Another of the talks from contextual studies week that was of great interest to me was Luisa Alpalhao’s talk on To Build or not to Build.
Luisa discussed three projects she had been working on in detail. All her projects involve communication and are process based participatory projects.
The first project was based in Lisbon and was named Jogos de Rua, quite literally street games. She developed this project with a small school and the aim was to create a mobile playground consisting of 8 parts each with a different theme. It took into account graphic design, textile design and events management, The different parts were made up of recycled materials and were put together in a warehouse aided by members of the community. Luisa aimed through the whole project to create workshops with the families so they could get involved with the creation and final parts of this playground. This included a final parade in which the components were wheeled around the town for all of the town to view. In the end the models stayed in the playground of the school instead of fulfilling their original purpose. It made her put into question the short life span of object and what will remain in the future.

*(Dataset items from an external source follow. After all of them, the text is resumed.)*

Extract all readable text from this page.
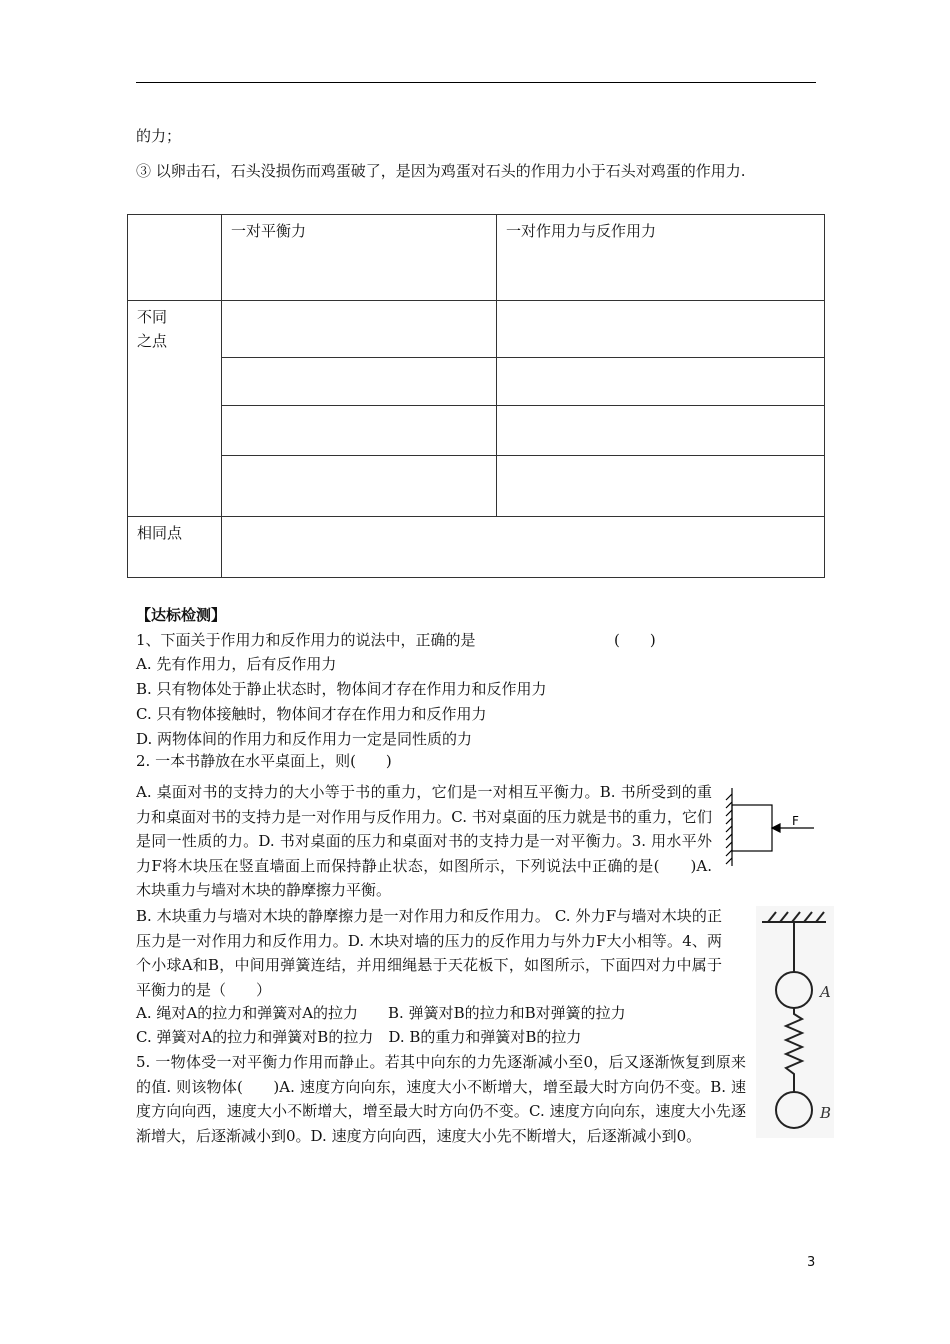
的力；
③ 以卵击石，石头没损伤而鸡蛋破了，是因为鸡蛋对石头的作用力小于石头对鸡蛋的作用力.
	一对平衡力	一对作用力与反作用力
不同
之点		

相同点		
【达标检测】
1、下面关于作用力和反作用力的说法中，正确的是	(　　)
A. 先有作用力，后有反作用力
B. 只有物体处于静止状态时，物体间才存在作用力和反作用力
C. 只有物体接触时，物体间才存在作用力和反作用力
D. 两物体间的作用力和反作用力一定是同性质的力
2. 一本书静放在水平桌面上，则(　　)
A. 桌面对书的支持力的大小等于书的重力，它们是一对相互平衡力。B. 书所受到的重力和桌面对书的支持力是一对作用与反作用力。C. 书对桌面的压力就是书的重力，它们是同一性质的力。D. 书对桌面的压力和桌面对书的支持力是一对平衡力。3. 用水平外力F将木块压在竖直墙面上而保持静止状态，如图所示，下列说法中正确的是(　　)A. 木块重力与墙对木块的静摩擦力平衡。
B. 木块重力与墙对木块的静摩擦力是一对作用力和反作用力。 C. 外力F与墙对木块的正压力是一对作用力和反作用力。D. 木块对墙的压力的反作用力与外力F大小相等。4、两个小球A和B，中间用弹簧连结，并用细绳悬于天花板下，如图所示，下面四对力中属于平衡力的是（　　）
A. 绳对A的拉力和弹簧对A的拉力　　B. 弹簧对B的拉力和B对弹簧的拉力
C. 弹簧对A的拉力和弹簧对B的拉力　D. B的重力和弹簧对B的拉力
5. 一物体受一对平衡力作用而静止。若其中向东的力先逐渐减小至0，后又逐渐恢复到原来的值. 则该物体(　　)A. 速度方向向东，速度大小不断增大，增至最大时方向仍不变。B. 速度方向向西，速度大小不断增大，增至最大时方向仍不变。C. 速度方向向东，速度大小先逐渐增大，后逐渐减小到0。D. 速度方向向西，速度大小先不断增大，后逐渐减小到0。
F
A
B
3
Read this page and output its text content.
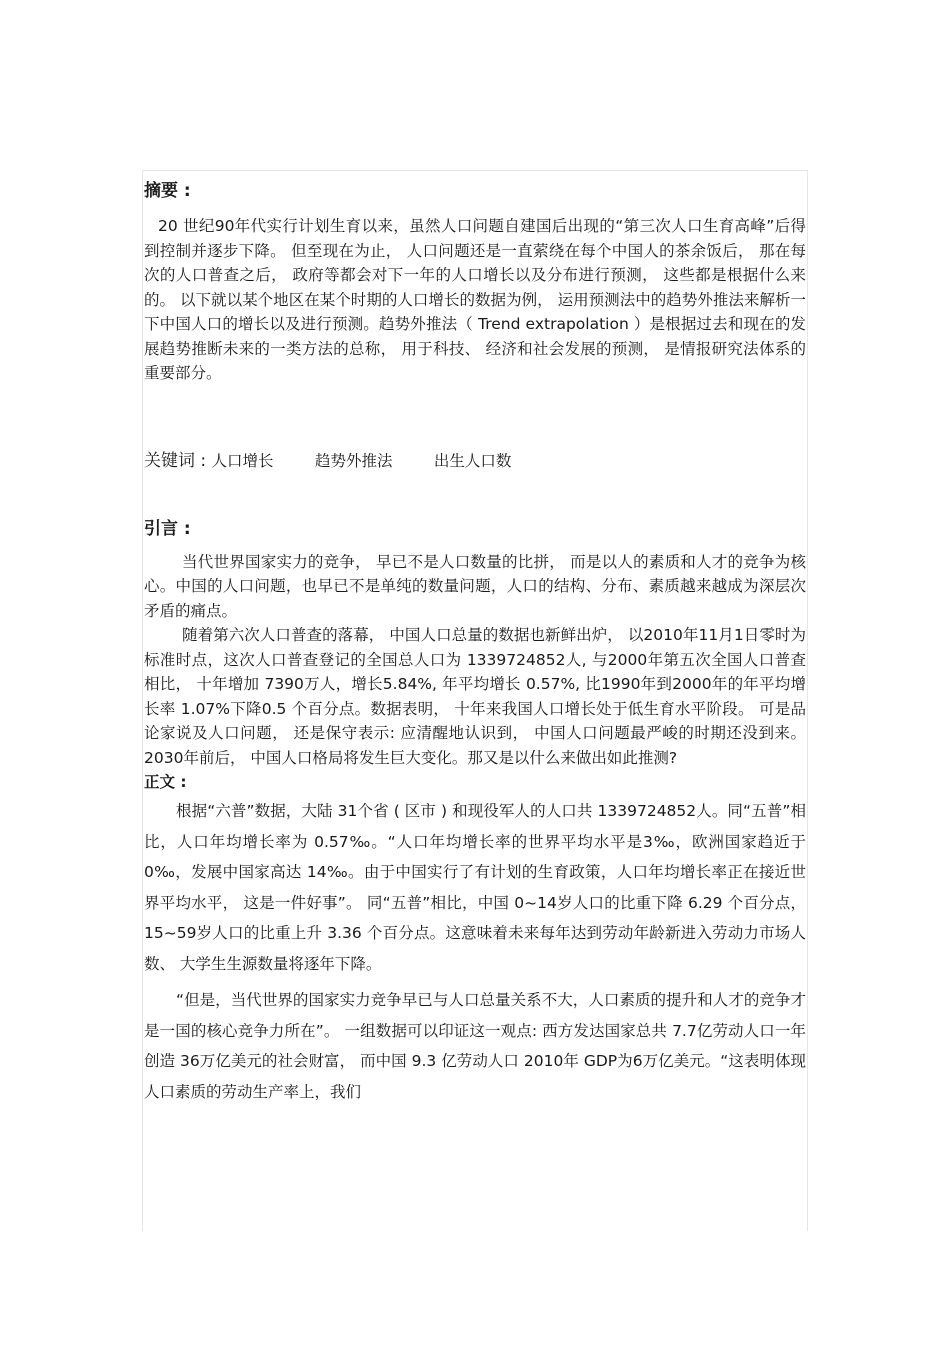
摘要 :

20 世纪90年代实行计划生育以来，虽然人口问题自建国后出现的“第三次人口生育高峰”后得到控制并逐步下降。 但至现在为止， 人口问题还是一直萦绕在每个中国人的茶余饭后， 那在每次的人口普查之后， 政府等都会对下一年的人口增长以及分布进行预测， 这些都是根据什么来的。 以下就以某个地区在某个时期的人口增长的数据为例， 运用预测法中的趋势外推法来解析一下中国人口的增长以及进行预测。趋势外推法（ Trend extrapolation ）是根据过去和现在的发展趋势推断未来的一类方法的总称， 用于科技、 经济和社会发展的预测， 是情报研究法体系的重要部分。

关键词 : 人口增长	趋势外推法	出生人口数
引言 :

当代世界国家实力的竞争， 早已不是人口数量的比拼， 而是以人的素质和人才的竞争为核心。中国的人口问题，也早已不是单纯的数量问题，人口的结构、分布、素质越来越成为深层次矛盾的痛点。

随着第六次人口普查的落幕， 中国人口总量的数据也新鲜出炉， 以2010年11月1日零时为标准时点，这次人口普查登记的全国总人口为 1339724852人, 与2000年第五次全国人口普查相比， 十年增加 7390万人，增长5.84%, 年平均增长 0.57%, 比1990年到2000年的年平均增长率 1.07%下降0.5 个百分点。数据表明， 十年来我国人口增长处于低生育水平阶段。 可是品论家说及人口问题， 还是保守表示: 应清醒地认识到， 中国人口问题最严峻的时期还没到来。 2030年前后， 中国人口格局将发生巨大变化。那又是以什么来做出如此推测?

正文 :

根据“六普”数据，大陆 31个省 ( 区市 ) 和现役军人的人口共 1339724852人。同“五普”相比，人口年均增长率为 0.57‰。“人口年均增长率的世界平均水平是3‰，欧洲国家趋近于 0‰，发展中国家高达 14‰。由于中国实行了有计划的生育政策，人口年均增长率正在接近世界平均水平， 这是一件好事”。 同“五普”相比，中国 0~14岁人口的比重下降 6.29 个百分点， 15~59岁人口的比重上升 3.36 个百分点。这意味着未来每年达到劳动年龄新进入劳动力市场人数、 大学生生源数量将逐年下降。

“但是，当代世界的国家实力竞争早已与人口总量关系不大，人口素质的提升和人才的竞争才是一国的核心竞争力所在”。 一组数据可以印证这一观点: 西方发达国家总共 7.7亿劳动人口一年创造 36万亿美元的社会财富， 而中国 9.3 亿劳动人口 2010年 GDP为6万亿美元。“这表明体现人口素质的劳动生产率上，我们
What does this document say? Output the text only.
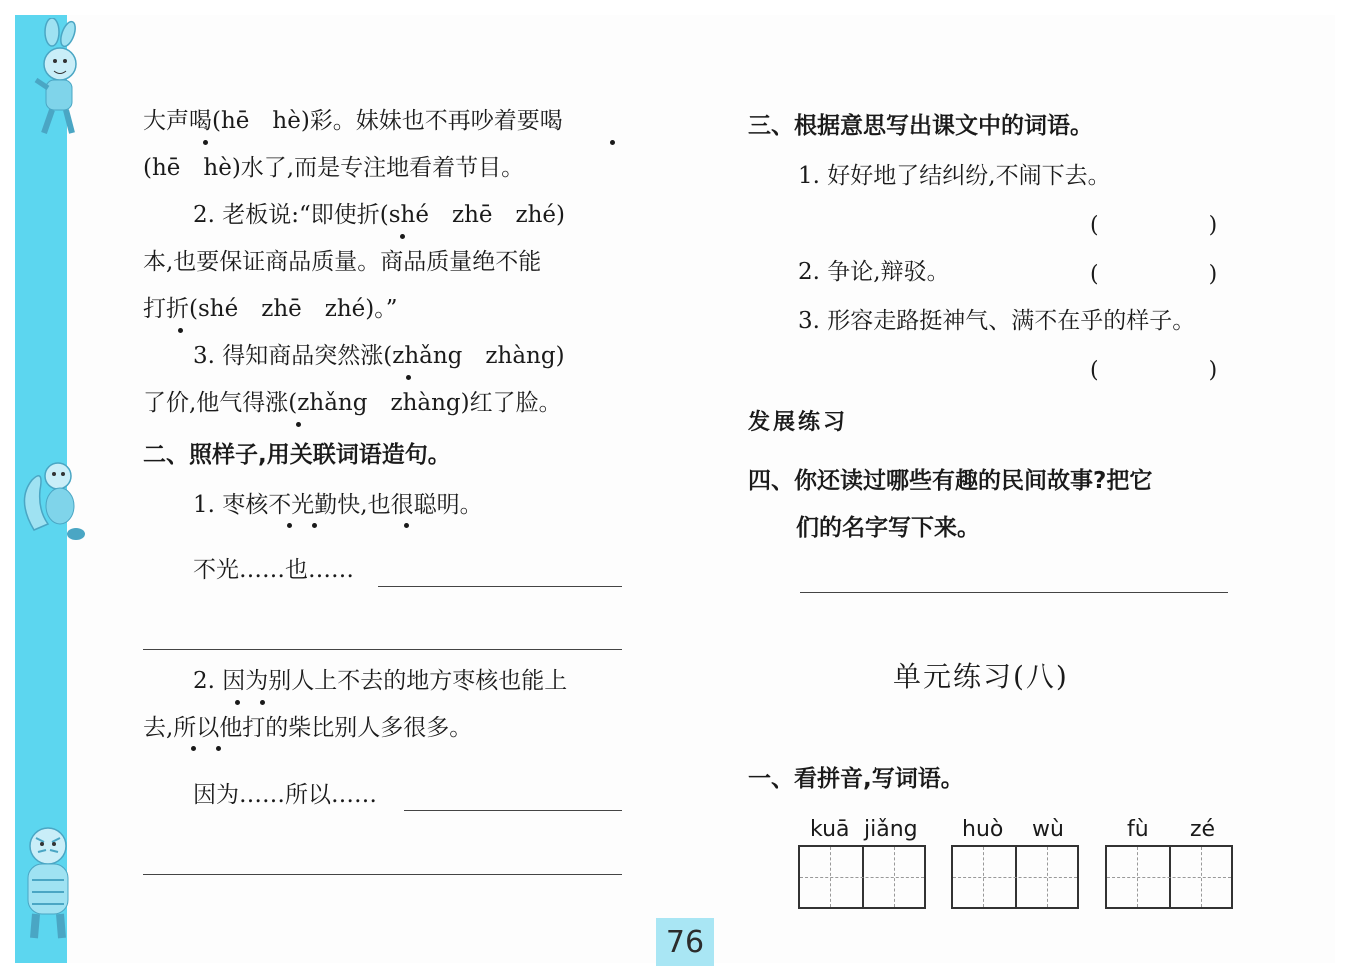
大声喝(hē　hè)彩。妹妹也不再吵着要喝
(hē　hè)水了,而是专注地看着节目。
2. 老板说:“即使折(shé　zhē　zhé)
本,也要保证商品质量。商品质量绝不能
打折(shé　zhē　zhé)。”
3. 得知商品突然涨(zhǎng　zhàng)
了价,他气得涨(zhǎng　zhàng)红了脸。
二、照样子,用关联词语造句。
1. 枣核不光勤快,也很聪明。
不光……也……
2. 因为别人上不去的地方枣核也能上
去,所以他打的柴比别人多很多。
因为……所以……
三、根据意思写出课文中的词语。
1. 好好地了结纠纷,不闹下去。
(　　　　　)
2. 争论,辩驳。	(　　　　　)
3. 形容走路挺神气、满不在乎的样子。
(　　　　　)
发展练习
四、你还读过哪些有趣的民间故事?把它
们的名字写下来。
单元练习(八)
一、看拼音,写词语。
kuā jiǎng huò wù	fù zé
76
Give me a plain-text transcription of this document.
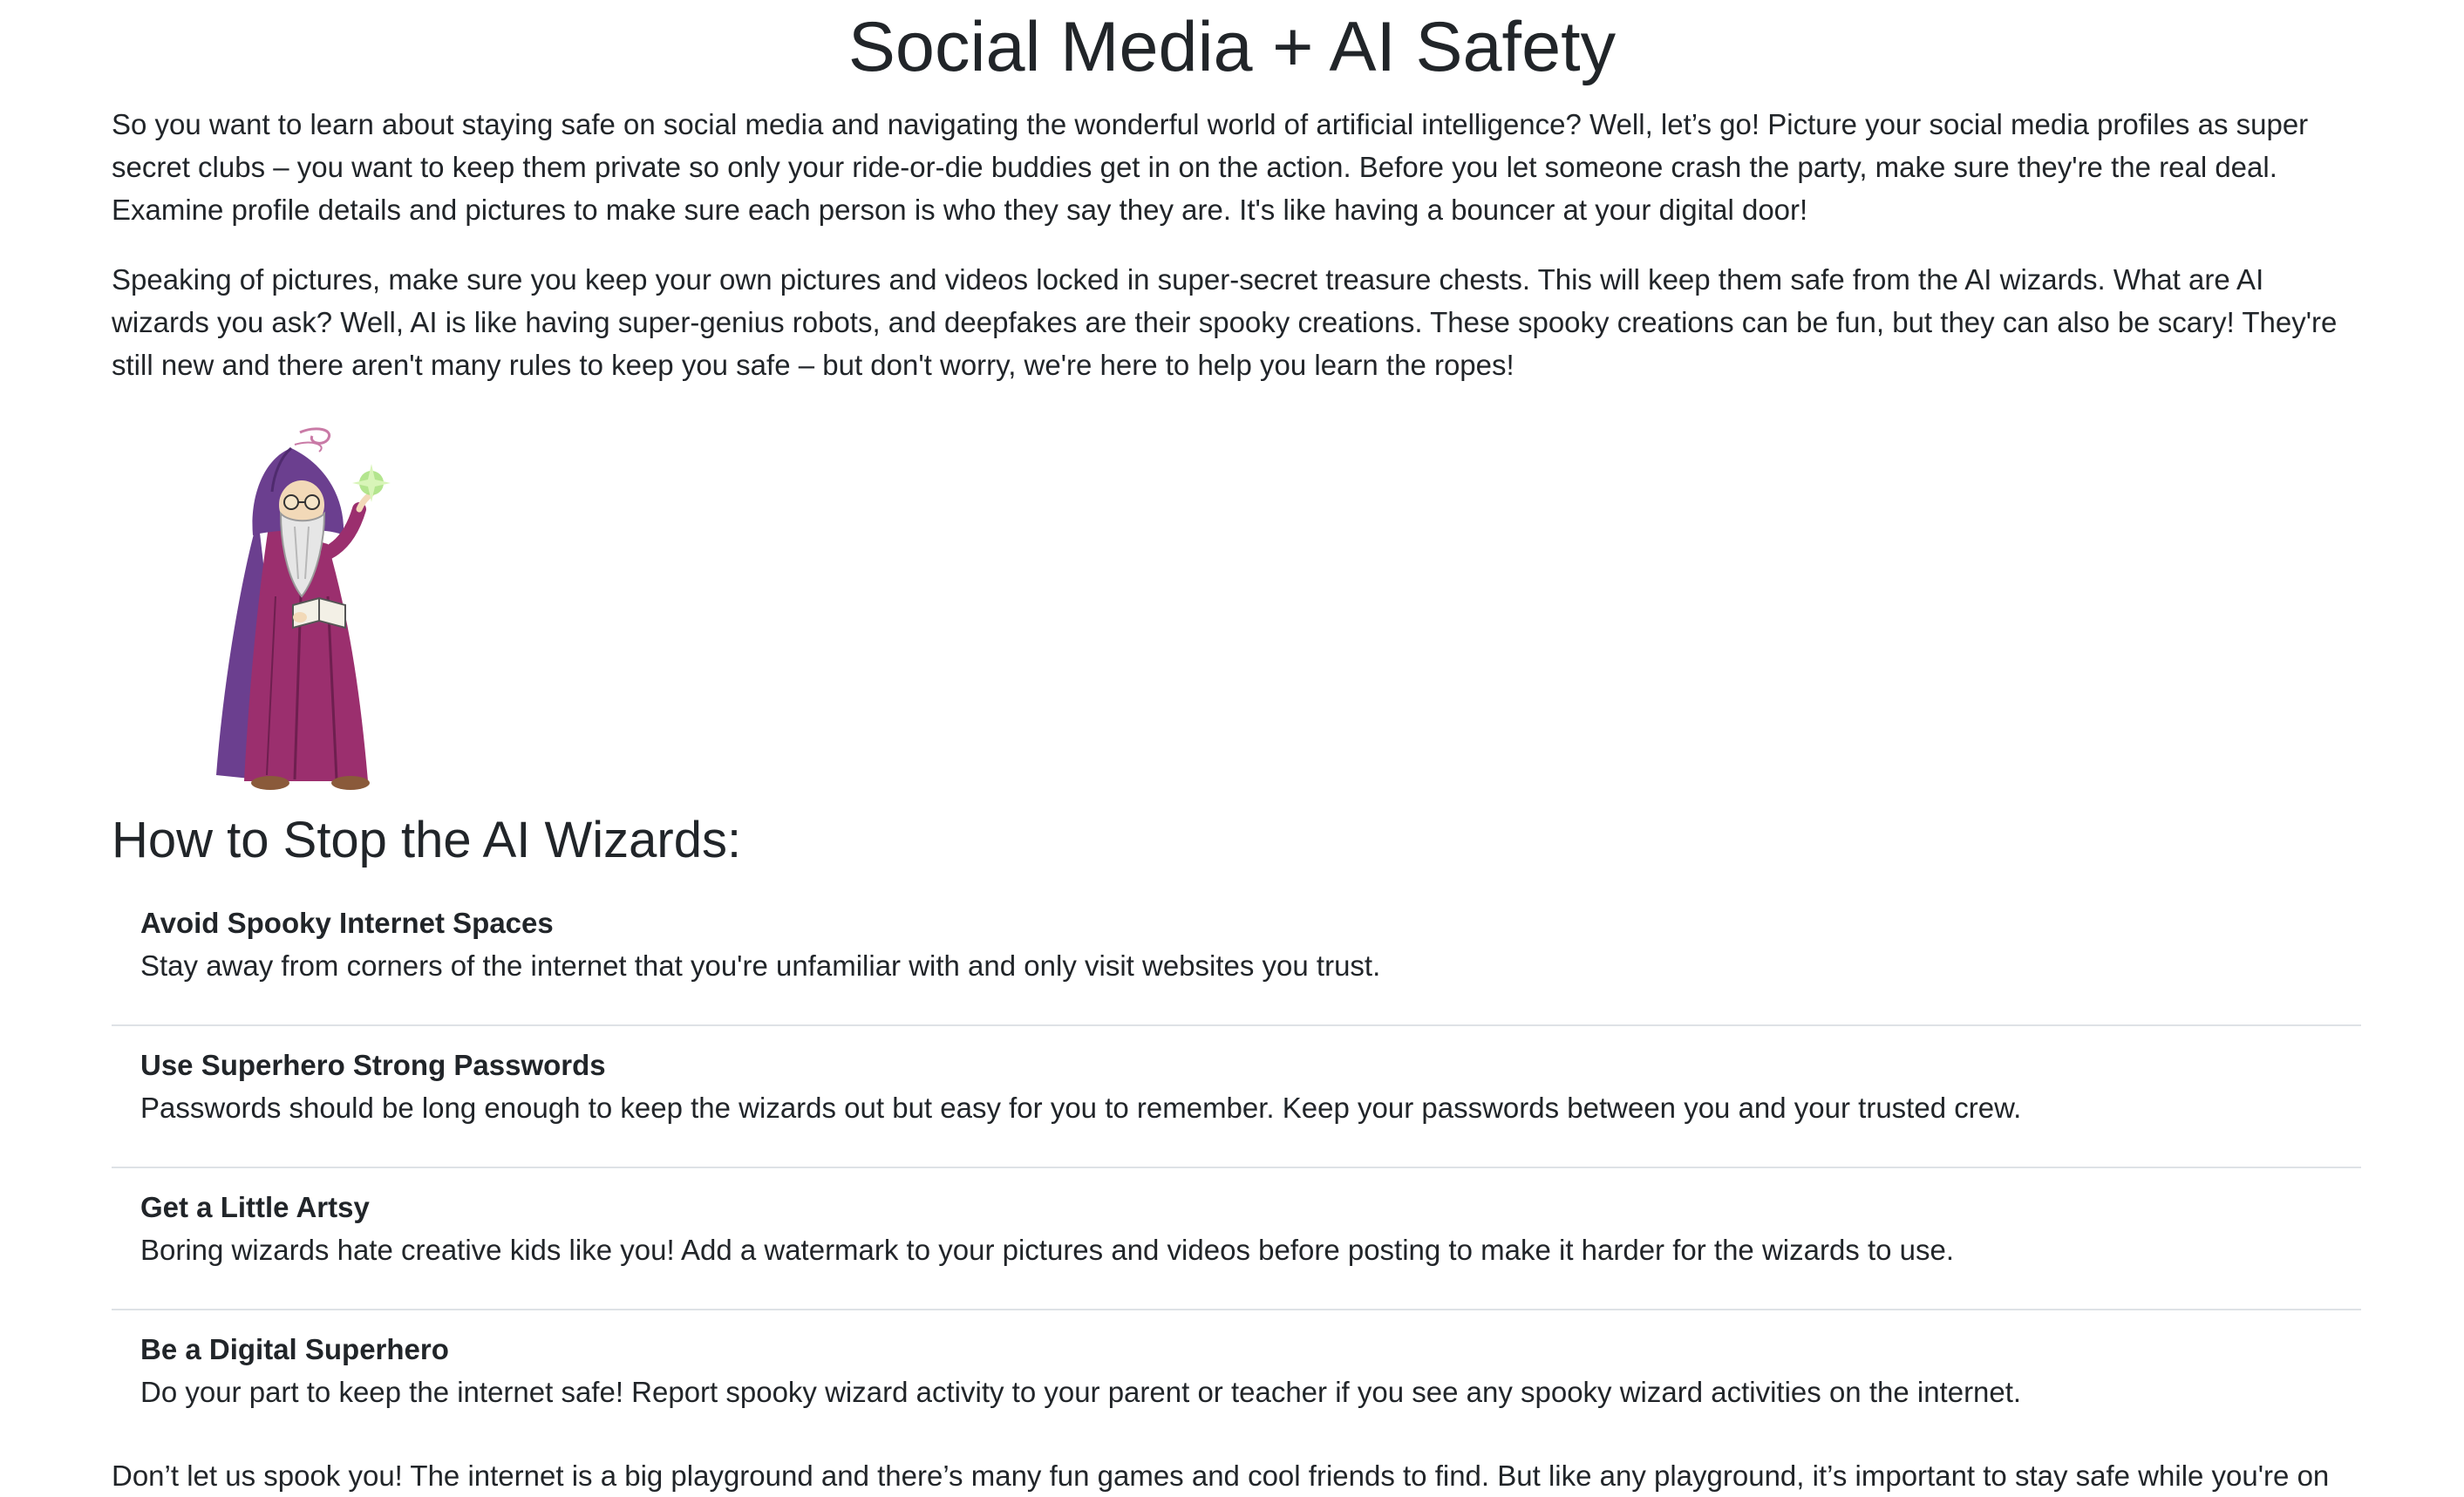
Social Media + AI Safety

So you want to learn about staying safe on social media and navigating the wonderful world of artificial intelligence? Well, let’s go! Picture your social media profiles as super secret clubs – you want to keep them private so only your ride-or-die buddies get in on the action. Before you let someone crash the party, make sure they're the real deal. Examine profile details and pictures to make sure each person is who they say they are. It's like having a bouncer at your digital door!

Speaking of pictures, make sure you keep your own pictures and videos locked in super-secret treasure chests. This will keep them safe from the AI wizards. What are AI wizards you ask? Well, AI is like having super-genius robots, and deepfakes are their spooky creations. These spooky creations can be fun, but they can also be scary! They're still new and there aren't many rules to keep you safe – but don't worry, we're here to help you learn the ropes!

How to Stop the AI Wizards:
Avoid Spooky Internet Spaces
Stay away from corners of the internet that you're unfamiliar with and only visit websites you trust.
Use Superhero Strong Passwords
Passwords should be long enough to keep the wizards out but easy for you to remember. Keep your passwords between you and your trusted crew.
Get a Little Artsy
Boring wizards hate creative kids like you! Add a watermark to your pictures and videos before posting to make it harder for the wizards to use.
Be a Digital Superhero
Do your part to keep the internet safe! Report spooky wizard activity to your parent or teacher if you see any spooky wizard activities on the internet.

Don’t let us spook you! The internet is a big playground and there’s many fun games and cool friends to find. But like any playground, it’s important to stay safe while you're on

The next project she took on board was again a collaborative project, but this time between Portugal and Norway. In both Norway and Portugal they have a certain type of building which stores corn in Portugal, Espigueiros, and dry food in Norway,Stabburs. In general these buildings tend to be run down and Luisa’s aim was to bring them back to life using local materials. For this collaboration to take place, ideas, postcards and photographs would be exchanged between the schools. At the beginning the project lacked funding and it was tricky to get off the ground. Eventually Luisa managed to gain support from Side Project however it was slow and did not pick up straight away. She found herself focussing more on Norway as she was given a lot of support by the community. She worked with school years two, five and six using model making, maps, puzzles and animations in order that they could understand and improve upon these buildings. Just like in her project Jogos de Rua, a parade was put on with models of the drawings the children had created. This project is currently in progress and she hopes to be able to create structures that can be taken apart and rebuilt in different places.
Her final project, which I found the most intriguing, took place on a residency in Japan. The project was called Table for 100 and took place in Fukuoka. The aim of the project was to link the tables of Portugal and Japan. The Japanese and Portuguese have always had a strong relationship with food, even as two separate countries the Portuguese went to Japan to introduce their food. Again Luisa took on the challenge of collaborating with different school to create mobile constructions, photographic scenarios and several activities. In order to enhance her learning she enrolled in Japanese cooking classes. The final outcome for this project took place in a gallery. All along the gallery there were photos, interviews, habits, sketches, and diagrams showing food from both countries. This also included menu preparation and board games. On the roof of the gallery, different social table constructions were made and people could sit and sample the food that was being cooked in front of them.